Is Identity a Problem that Blockchain Can Fix?
Identity, Unbanked - October 1, 2020
There are so many forms of identity in the modern world – cultural identity, social identity. But the most important is financial identity.
To understand its importance, think of it this way. If a bank doesn’t know who to make out a check to, where does it go? If a government doesn’t know who voted for them, are they in power?
In the developed world, the government has a unique ID for every citizen. This unique ID is given to the citizen at birth and stays with after they retire. It is used when applying to a school, and even when receiving a paycheck at your first job. It follows you like your shadow, but stay with you even in the dark.
There are tremendous functions of identity in the developed world, here are three of the most important:
- Taxes: Each citizen has to pay a certain amount of tax based on how much they ‘take out of the system,’ this ‘certain amount’ is determined and eventually tied to their identity.

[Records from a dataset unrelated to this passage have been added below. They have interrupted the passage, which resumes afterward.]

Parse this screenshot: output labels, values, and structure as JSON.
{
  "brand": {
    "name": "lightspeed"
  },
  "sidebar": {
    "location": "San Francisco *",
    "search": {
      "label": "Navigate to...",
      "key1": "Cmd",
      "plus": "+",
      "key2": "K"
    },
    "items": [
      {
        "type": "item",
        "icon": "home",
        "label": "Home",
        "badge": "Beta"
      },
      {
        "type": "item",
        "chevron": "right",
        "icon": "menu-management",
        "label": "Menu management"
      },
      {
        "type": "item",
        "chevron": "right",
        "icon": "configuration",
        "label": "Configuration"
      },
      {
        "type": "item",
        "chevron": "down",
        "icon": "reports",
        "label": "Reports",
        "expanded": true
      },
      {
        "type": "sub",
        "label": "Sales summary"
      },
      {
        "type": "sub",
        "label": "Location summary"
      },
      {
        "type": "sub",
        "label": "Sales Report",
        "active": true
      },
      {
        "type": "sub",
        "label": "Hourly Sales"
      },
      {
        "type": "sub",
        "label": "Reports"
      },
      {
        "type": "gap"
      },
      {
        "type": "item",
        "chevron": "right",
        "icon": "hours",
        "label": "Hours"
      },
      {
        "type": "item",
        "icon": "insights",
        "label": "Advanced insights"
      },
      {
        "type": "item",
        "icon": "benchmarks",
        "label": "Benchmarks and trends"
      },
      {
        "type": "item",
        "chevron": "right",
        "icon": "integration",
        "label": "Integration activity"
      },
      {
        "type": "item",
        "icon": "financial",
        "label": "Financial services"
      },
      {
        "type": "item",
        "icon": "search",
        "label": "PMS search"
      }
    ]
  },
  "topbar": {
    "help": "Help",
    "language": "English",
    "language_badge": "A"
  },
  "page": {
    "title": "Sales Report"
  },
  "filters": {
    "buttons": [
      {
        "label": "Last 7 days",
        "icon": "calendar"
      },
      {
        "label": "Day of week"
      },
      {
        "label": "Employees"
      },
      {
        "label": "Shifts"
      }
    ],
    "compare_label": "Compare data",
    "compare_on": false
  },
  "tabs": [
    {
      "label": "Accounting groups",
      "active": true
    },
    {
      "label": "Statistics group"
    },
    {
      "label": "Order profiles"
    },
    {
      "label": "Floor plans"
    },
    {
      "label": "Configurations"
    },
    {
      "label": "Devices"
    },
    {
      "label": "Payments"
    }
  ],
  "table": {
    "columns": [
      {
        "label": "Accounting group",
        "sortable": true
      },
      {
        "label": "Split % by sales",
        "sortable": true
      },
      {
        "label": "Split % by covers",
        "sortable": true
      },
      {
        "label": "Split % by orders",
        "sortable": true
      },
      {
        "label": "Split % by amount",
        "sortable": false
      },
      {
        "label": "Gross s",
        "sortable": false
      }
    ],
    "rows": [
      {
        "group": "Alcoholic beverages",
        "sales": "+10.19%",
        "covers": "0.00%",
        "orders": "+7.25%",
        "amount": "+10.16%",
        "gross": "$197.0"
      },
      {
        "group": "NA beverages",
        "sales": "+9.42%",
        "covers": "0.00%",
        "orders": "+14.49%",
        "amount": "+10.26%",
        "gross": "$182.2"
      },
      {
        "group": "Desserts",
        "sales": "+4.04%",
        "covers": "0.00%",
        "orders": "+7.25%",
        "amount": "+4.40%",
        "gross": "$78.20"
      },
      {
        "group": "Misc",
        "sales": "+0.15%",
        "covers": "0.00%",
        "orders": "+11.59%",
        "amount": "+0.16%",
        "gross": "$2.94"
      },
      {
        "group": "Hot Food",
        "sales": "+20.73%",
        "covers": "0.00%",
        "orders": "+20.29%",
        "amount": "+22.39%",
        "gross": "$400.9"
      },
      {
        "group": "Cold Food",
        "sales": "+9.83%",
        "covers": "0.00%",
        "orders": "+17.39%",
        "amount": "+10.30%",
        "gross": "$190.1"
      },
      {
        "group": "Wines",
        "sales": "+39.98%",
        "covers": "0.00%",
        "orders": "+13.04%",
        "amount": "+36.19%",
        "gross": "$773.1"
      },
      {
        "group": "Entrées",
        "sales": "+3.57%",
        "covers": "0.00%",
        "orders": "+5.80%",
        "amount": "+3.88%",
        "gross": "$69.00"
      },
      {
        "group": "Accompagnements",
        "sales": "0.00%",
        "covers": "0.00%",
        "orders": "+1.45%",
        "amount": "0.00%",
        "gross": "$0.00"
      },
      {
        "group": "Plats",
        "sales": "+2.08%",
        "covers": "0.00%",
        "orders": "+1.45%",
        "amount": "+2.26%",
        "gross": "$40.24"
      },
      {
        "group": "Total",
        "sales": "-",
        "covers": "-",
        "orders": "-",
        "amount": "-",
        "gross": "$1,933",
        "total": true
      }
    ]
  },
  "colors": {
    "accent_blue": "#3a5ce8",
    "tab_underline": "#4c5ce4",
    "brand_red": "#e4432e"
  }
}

- Credit: In order to get a loan, an individual has to give their identity details, this has to be verified with previous instances of borrowing, repayment outcome, references, history and more.
- Banking: A banking account allows the governance system to verify that you’ve paid your tax, and allow the lender to give you credit. Several checks and balances are integrated in this stage, along know your customer (KYC), anti-money laundering (AML) and countering terror financing (CTF) policies.
Identity ties the citizen to the government and every financial system in the economy. From the bank account, to the credit bureaus, to the insurance agent, to any party that is participating in the economy and with the citizen has their identity on their books.
Beyond the financial world, identity also plays a part in commuting, since it is tied to your driver’s license, in travel, as it is tied to your passport, in voting, because it is tied to your voter ID.
What does all this mean? Besides the fact that you really shouldn’t lose your ID or share it, it emphasizes the importance of data. More importantly, your private data. Data concerning your financial spending, your education and career history, your health details and more. Each pariticpating organization you’ve given your ID to, has a little bit of your data. And all this data is compiled collectively through the government.
Now, this may not be a bad thing completely, but when you can’t trust the government with something like your vote, trusting them with an identity is impossible. Like with any centralized system, there is a possibility of exploitation, by an increase in the fees and friction to the powerless.
Identity, being central to any financial or governance model, is one of the main focus areas of the blockchain and decentralized finance world.